Le donne: un servizio sociale multitasking gratuito di R.Pesenti

Rosangela Pesenti (*)
www.rosangelapesenti.it

(Intervento al SINODO delle DONNE, Roma, 14 ottobre 2014)

Voglio cominciare con l’elogio del tradimento. So che suona un po’ forte ma, proprio le donne che da secoli, e ancora oggi, sono le garanti della trasmissione attraverso la gestazione e la cura della vita, nei processi di crescita e trasformazione dentro il tempo quotidiano, hanno mutato in modo, spero, irreversibile, le relazioni umane tra generi e generazioni attraverso il tradimento delle consuetudini, delle leggi, delle religioni, delle aspettative famigliari, degli obblighi sociali, della forma costrittiva dei propri stessi sentimenti.
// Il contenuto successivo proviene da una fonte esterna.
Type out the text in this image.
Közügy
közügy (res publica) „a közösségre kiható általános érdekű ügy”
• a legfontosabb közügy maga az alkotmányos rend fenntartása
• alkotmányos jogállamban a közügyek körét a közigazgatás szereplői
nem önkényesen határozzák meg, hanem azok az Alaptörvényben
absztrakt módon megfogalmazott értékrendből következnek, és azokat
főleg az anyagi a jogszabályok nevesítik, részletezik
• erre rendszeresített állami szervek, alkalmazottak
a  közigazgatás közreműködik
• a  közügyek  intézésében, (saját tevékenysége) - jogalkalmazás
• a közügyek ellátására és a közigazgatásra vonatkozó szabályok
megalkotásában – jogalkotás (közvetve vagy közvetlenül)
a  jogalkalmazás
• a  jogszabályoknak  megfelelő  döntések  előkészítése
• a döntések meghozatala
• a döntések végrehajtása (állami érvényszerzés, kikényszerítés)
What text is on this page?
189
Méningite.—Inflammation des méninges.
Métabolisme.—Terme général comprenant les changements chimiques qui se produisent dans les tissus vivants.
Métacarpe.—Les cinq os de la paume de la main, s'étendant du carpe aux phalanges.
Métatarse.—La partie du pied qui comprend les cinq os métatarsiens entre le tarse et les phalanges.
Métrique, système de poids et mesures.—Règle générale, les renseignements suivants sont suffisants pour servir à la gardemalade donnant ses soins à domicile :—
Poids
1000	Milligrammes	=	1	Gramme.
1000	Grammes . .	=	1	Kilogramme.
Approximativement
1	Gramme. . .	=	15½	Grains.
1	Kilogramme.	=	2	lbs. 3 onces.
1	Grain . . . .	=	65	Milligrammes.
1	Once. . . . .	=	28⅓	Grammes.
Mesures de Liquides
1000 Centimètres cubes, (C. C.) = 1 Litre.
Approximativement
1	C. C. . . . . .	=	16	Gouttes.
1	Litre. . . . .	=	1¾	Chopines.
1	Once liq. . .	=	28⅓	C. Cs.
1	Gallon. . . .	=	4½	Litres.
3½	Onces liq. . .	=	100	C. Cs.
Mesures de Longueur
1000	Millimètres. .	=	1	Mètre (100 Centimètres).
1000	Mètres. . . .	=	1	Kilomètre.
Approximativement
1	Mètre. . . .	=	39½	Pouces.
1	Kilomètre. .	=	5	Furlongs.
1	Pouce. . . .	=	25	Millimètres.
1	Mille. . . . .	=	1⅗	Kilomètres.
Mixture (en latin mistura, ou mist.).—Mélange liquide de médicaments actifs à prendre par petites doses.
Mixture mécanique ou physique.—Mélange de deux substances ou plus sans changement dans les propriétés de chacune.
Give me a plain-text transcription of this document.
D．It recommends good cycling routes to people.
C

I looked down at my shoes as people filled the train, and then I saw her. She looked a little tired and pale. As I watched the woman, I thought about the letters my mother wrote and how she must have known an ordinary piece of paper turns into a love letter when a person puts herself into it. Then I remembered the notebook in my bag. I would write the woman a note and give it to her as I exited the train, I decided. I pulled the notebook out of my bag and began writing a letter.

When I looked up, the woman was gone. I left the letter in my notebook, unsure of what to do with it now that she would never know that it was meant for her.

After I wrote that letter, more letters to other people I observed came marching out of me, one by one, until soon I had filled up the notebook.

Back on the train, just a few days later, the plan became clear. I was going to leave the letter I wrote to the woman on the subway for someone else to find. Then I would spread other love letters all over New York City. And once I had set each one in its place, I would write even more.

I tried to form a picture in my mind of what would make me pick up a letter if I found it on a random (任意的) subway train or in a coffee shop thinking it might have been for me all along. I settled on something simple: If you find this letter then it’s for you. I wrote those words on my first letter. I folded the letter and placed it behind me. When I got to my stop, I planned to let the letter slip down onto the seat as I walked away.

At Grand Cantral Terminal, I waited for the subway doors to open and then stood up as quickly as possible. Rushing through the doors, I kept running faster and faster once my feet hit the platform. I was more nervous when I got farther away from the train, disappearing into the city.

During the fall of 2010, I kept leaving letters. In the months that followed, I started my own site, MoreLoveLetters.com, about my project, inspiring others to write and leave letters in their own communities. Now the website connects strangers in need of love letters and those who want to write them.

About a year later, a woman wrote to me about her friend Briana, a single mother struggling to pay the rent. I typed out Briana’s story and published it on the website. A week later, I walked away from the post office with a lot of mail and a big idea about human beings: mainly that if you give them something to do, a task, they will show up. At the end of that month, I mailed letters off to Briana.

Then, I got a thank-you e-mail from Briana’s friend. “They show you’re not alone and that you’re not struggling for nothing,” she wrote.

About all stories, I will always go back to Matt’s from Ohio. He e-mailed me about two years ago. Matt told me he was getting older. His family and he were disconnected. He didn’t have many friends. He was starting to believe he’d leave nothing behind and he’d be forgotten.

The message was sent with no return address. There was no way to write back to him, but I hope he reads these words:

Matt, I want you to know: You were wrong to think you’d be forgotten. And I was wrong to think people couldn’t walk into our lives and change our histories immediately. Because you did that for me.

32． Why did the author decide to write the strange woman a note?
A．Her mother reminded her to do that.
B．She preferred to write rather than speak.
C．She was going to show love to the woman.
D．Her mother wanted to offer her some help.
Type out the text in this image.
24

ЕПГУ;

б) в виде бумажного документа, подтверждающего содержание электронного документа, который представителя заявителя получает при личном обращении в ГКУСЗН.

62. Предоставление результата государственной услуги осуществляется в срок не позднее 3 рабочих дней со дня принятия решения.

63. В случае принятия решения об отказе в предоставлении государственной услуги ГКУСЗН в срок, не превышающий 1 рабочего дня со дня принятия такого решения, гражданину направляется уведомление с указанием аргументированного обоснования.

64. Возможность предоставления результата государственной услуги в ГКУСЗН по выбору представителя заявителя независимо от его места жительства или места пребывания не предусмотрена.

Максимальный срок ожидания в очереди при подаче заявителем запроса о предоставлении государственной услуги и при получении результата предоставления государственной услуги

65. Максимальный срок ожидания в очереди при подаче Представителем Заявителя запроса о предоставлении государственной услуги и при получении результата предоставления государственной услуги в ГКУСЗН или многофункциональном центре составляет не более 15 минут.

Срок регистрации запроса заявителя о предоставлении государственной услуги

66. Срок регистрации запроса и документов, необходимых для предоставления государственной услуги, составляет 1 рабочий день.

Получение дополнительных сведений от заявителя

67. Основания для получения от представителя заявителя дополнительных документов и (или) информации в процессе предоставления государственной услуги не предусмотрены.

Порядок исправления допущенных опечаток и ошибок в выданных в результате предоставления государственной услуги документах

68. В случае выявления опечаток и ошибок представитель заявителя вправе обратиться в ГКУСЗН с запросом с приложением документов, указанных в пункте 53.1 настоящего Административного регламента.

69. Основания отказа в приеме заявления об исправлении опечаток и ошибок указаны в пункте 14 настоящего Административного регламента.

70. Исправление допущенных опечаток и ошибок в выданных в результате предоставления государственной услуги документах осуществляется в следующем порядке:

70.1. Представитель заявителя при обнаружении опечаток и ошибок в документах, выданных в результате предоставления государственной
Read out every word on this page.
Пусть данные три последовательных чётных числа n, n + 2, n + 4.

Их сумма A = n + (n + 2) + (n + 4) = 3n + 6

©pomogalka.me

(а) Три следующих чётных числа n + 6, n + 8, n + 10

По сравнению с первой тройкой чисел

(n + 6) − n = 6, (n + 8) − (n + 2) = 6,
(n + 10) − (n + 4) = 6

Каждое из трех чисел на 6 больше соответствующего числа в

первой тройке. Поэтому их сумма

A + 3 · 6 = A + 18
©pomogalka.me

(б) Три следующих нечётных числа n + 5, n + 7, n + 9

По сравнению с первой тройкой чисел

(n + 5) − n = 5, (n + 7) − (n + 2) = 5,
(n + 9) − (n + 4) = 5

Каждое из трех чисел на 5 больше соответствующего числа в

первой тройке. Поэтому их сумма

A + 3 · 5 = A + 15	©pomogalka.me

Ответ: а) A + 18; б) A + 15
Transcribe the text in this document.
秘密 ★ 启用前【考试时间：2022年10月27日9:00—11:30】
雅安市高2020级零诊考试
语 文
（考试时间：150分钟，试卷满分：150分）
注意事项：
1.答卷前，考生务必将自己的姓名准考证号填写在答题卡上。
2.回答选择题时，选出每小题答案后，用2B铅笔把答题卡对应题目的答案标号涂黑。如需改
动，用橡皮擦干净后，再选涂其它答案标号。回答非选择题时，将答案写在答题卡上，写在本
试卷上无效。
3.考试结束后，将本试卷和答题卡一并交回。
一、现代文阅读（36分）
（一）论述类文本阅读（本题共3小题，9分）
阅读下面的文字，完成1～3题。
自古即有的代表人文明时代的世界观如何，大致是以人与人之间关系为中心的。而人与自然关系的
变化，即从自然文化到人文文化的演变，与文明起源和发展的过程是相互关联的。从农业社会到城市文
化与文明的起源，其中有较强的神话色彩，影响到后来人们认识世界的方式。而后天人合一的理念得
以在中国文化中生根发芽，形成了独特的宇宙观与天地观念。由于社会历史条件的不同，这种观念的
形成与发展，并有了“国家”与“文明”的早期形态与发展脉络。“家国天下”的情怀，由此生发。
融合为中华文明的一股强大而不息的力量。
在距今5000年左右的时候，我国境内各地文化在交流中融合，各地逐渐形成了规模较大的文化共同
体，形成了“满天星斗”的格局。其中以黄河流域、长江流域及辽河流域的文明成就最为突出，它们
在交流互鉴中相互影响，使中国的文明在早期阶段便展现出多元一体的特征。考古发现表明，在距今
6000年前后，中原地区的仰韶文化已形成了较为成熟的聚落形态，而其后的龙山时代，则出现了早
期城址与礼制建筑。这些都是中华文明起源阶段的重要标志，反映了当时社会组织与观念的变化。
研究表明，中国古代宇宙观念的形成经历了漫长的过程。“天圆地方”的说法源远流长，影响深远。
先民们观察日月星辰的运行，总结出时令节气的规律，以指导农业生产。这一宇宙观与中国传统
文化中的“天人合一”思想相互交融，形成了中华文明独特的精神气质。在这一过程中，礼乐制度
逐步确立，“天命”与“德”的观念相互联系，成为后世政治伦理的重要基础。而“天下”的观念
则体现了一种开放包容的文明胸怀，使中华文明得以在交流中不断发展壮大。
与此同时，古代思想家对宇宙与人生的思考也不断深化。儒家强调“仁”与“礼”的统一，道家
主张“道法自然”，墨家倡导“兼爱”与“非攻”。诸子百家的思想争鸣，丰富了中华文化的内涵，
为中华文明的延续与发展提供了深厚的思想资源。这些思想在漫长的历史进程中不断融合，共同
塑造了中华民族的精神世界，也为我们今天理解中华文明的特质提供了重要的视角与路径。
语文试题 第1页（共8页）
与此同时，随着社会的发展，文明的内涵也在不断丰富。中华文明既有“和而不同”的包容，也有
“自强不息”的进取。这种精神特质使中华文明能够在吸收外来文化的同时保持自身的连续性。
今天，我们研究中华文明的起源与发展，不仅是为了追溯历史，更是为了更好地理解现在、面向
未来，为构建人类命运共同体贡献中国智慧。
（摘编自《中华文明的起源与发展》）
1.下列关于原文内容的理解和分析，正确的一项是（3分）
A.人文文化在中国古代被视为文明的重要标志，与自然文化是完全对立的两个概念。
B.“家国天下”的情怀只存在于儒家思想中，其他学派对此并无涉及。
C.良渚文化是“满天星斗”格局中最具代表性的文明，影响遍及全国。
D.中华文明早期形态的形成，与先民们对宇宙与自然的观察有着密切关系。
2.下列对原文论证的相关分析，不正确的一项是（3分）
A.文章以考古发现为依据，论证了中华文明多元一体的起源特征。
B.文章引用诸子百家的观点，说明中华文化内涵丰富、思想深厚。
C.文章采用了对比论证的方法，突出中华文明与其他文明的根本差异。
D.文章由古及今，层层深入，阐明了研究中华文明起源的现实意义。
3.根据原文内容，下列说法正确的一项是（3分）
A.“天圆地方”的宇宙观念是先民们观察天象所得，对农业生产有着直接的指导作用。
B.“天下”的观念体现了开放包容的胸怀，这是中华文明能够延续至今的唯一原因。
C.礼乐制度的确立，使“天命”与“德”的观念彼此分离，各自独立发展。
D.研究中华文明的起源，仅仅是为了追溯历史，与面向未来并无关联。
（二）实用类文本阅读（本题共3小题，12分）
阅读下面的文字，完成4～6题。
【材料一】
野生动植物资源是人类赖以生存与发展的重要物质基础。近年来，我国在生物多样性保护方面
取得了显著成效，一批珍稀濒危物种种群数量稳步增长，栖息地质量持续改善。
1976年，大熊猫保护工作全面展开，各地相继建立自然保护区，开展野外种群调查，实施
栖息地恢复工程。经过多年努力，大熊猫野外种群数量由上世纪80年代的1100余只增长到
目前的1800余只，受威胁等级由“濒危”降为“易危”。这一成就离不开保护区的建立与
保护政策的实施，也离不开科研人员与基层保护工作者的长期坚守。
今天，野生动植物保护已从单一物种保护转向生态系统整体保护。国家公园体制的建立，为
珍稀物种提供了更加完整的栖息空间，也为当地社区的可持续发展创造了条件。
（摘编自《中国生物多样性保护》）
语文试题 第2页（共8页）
Non saremmo qui ora, donne colte, laureate, autonome, capaci di prendere parola su tutto, se altre donne prima di noi non avessero guardato oltre i tanti limiti che la società opponeva a talenti e desideri femminili, mortificando i corpi e i pensieri attraverso leggi, istituzioni, religioni, letterature, che sancivano il diritto alla violenza maschile sulle donne e la legittimità della coercizione educativa fino al plagio, in funzione di una generalizzata sottomissione.

Sono state chiamate traditrici: della patria, di dio, della rivoluzione, della fede, della famiglia e sono state condannate al rogo, alla ghigliottina, all’impiccagione, al manicomio, al matrimonio, al bordello, al convento, al carcere, alla solitudine, alla miseria, espropriate della vita, dell’integrità del proprio corpo, della libertà, derubate del lavoro, delle scoperte, dei pensieri, delle opere.

Pesco a caso nella storia: Olympe De Gouges derubata della vita, Camille Claudel derubata delle opere, Lise Meitner e Rosalind Franklin del Nobel, le donne italiane che hanno operato il più grande salvataggio della storia italiana, dopo l’8 settembre 1943, derubate della memoria, milioni di serve derubate del lavoro, dell’infanzia, della vecchiaia.

E ancora oggi donne impiccate, lapidate, decapitate, stuprate, vendute, schiavizzate, perché in molte parti del mondo il primo tradimento di una donna è quello di essere viva.

Per milioni di bambine non esiste il diritto a nascere, il diritto a crescere, a sorridere, scegliere, avere pensieri, danzare, guardare, il diritto ad avere tempo per sé, tempo per studiare, tempo per amare, tempo per progettare.

Denunciamo i governi, gli eserciti, le religioni, le istituzioni che trovano in queste attività criminali il loro potere.

Ogni volta che prendiamo parola per affermare noi stesse, la nostra vita, le nostre convinzioni, ricordiamo che esercitiamo un diritto ancora così raro per le donne sul pianeta da configurarsi come privilegio.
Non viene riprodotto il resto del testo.